For years, we have been trying to nail the perfect Greasy BC Calc Fried Rice recipe, but we’ve always been missing one special ingredient. But it isn’t love; it’s calculus. Although, what’s the difference? We believe that like a derivative, a perfect recipe is something you have to derive. These steps, simple yet integral to the cooking process, will help you make a recipe that tests the limits of gastronomy.

Ingredients

\(f(1)=1;\, f^{\prime}(1)=2;\, f(2) \approx x\) clove(s) garlic
\(\displaystyle\sum_{n=0}^1 \frac{1^n}{n!}\) medium scallion(s)
4 cup(s) cooked rice
\(f(x)=\frac{1}{5}x^{\frac{5}{3}};\, f^{\prime}(27)\) tablespoon(s) vegetable oil
\(\int_{0}^{5}2{x}-\frac{125}{8}{x}^2\, dx \) cup(s) frozen peas and carrots
\(\sin^2{x} + \cos^2{x}\) tablespoon(s) soy sauce
2 large egg(s)
\(\frac{d}{dx} \frac{3}{4}x\) teaspoon(s) roasted sesame oil

On a Completely Unrelated Note: Euler’s Method

If there was a Mount Rushmore for mathematicians, Leonhard Euler would be three heads while Mr. Corbett would be the fourth. He’s discovered a great many things about math and even calculus in particular. On the topic of sesame oil, we’ll look at one of his methods—Euler’s Method. Consider the following differential equation:

\(\frac{dy}{dx} = x^2 + \ln y\)

and the following starting value:

\(f(0) = 3\)

finally, let’s say that we want to find the value of \(f(2)\).

We cannot separate this differential equation, which means, for this level of calculus, we will have to approximate it. Euler’s Method is a lot like linearization. First, we substitute our starting \(x\) and \(y\) values into the differential equation.

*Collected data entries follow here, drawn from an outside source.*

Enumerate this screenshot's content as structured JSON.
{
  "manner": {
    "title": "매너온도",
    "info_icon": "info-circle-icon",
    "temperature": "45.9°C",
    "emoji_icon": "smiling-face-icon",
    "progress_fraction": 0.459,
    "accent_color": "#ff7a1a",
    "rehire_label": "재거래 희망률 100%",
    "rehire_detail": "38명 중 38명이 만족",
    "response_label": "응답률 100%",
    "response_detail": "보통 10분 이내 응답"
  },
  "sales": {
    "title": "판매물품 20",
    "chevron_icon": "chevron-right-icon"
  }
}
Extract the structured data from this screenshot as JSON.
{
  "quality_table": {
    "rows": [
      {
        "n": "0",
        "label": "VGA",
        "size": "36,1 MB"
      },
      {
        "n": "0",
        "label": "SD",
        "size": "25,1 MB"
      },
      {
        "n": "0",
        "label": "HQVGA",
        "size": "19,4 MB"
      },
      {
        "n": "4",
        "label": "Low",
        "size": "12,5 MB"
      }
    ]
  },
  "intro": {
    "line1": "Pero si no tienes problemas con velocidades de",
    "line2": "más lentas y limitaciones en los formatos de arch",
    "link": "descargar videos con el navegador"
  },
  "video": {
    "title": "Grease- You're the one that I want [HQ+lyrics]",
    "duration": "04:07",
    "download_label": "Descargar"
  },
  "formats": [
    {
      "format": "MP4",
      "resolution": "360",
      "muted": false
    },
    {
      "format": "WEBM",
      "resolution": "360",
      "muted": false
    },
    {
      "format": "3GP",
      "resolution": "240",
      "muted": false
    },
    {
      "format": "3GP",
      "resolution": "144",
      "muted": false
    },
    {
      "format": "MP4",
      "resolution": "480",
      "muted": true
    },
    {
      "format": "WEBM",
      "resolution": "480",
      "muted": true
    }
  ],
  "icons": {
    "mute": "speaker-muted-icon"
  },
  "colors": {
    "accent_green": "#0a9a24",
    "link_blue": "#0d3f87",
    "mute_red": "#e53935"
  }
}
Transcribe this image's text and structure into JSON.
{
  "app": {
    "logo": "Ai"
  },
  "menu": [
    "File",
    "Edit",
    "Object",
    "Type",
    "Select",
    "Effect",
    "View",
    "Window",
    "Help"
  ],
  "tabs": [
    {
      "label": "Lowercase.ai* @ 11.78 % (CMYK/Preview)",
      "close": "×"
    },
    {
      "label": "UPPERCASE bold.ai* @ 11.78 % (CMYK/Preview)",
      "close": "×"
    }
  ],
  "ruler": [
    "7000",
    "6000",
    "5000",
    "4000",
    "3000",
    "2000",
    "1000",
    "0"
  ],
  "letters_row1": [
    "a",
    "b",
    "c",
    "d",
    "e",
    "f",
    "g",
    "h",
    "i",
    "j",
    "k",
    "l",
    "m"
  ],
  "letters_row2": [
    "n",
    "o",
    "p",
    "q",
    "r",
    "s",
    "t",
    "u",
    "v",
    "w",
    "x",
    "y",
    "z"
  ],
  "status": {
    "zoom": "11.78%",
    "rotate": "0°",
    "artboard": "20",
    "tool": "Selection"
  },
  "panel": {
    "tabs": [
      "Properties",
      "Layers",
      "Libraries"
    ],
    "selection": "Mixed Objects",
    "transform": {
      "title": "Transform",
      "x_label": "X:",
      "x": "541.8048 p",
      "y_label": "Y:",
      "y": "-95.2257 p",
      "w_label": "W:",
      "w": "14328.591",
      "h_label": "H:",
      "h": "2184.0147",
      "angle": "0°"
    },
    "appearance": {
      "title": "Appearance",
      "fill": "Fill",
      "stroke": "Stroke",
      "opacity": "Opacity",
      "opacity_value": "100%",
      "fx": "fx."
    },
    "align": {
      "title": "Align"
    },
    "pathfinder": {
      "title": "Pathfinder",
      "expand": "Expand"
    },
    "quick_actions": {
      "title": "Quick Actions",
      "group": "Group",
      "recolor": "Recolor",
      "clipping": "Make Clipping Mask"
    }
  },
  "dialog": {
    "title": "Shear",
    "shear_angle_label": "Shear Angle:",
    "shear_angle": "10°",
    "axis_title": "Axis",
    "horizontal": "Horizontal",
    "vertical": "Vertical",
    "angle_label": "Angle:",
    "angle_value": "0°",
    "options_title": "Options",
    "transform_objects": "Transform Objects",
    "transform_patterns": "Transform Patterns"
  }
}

\(\frac{dy}{dx} = 0^2 + \ln 3 = \ln 3\)

Now we know the slope of the tangent line at \((0, 3)\). Since the tangent line represents the overall function \(f(x)\) on a small scale, we can use this to approximate like in linearization. If we use this tangent line for a large increase of \(x\), it will not be accurate to the original function. So, we’ll pick a small step to account for this. We’ll use \(1\). So,

\(f(1) \approx f(0) + (\ln 3)(1)\)
\(= 3 + \ln 3\)

This gives us a new approximate \(x\) and \(y\) coordinate of \((1, 3 + \ln 3)\). We can repeat this process again to get a new slope.

\(\frac{dy}{dx} = 1^2 + \ln(3 + 3\ln 3) = 1 + \ln(3 + 3\ln 3) \approx 2.411\)
\(f(2) \approx f(1) + 2.411(1) \approx 6.510\)

We hope you finally have some closure from the Free Response questions on the AP Test. As for the rest of the recipe, it’s left as an exercise for the reader.